Wambua made his writing debut during his fourth year of high school following encouragement from a fellow student SK Kajwang who had successfully published his book. He read over 30 books to improve his craft before beginning his writing career.

“The whole process is time-demanding and requires commitment and creativity. You must set deadlines to ensure you do not start a project then drop it along the way,” he said.

He adds that when creating a book, one must first work on a draft copy that is then corrected. A manuscript is also sent for grammar checking and proofreading by an editor before the copyright is given and the final copy is sent for printing or publication.

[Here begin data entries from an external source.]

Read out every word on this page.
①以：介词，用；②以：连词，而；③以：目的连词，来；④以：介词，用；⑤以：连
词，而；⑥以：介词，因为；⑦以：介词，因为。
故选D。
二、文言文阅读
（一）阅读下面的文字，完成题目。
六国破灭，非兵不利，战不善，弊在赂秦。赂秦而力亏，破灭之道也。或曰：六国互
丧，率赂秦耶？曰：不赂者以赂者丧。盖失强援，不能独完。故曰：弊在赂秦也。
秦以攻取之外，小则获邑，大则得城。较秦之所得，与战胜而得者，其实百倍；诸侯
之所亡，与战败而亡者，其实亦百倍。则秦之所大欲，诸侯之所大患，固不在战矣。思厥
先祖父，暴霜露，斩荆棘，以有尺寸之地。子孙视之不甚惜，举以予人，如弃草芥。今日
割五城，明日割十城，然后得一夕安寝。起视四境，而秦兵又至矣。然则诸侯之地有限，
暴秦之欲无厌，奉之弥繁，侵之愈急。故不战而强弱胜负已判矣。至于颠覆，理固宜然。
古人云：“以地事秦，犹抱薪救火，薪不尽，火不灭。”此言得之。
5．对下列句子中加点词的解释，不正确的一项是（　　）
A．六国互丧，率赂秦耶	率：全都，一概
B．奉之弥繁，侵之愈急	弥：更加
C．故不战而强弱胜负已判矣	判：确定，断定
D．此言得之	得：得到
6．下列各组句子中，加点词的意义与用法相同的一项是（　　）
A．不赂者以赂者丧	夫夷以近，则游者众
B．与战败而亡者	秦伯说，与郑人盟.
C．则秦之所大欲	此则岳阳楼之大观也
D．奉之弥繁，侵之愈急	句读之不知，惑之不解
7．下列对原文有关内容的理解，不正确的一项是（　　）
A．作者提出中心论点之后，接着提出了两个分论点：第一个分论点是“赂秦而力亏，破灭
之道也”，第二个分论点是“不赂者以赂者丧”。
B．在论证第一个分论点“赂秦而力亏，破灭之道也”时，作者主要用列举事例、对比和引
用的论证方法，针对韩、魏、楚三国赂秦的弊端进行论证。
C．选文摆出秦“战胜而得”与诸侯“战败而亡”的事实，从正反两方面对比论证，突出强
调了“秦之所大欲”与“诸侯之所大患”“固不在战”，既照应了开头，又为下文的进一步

Wambua admits he wasn't sure whether his writing would make sense to the readers, but he kept writing, focusing on communicating a message of inspiration and encouragement.

“I believe the invaluable lessons I picked from the hardships I faced can encourage someone at the brink of giving up to achieve their dreams and become reputable people in the society,” Wambua said.

His neighbour, also a family friend, Hassan Abdi said the feat would inspire other young people to be more deliberate in pursuing their aspirations.

“We are happy for him. Seeing someone from a humble family defy the odds and achieve their dreams is quite encouraging and a testament that education is vital,” Hassan said. Hassan said there were a lot of talented youth in Isiolo County but could not realise their potential due to a lack of empowerment by local leaders and the county government.

His books are available at the Nuria Bookstore.

Wambua is currently writing his second book, On the Other Side, which urges young people not to give up on their aspirations. "Keep believing, stay positive, and don't be afraid to try because unless you do, you will never know what you are capable of".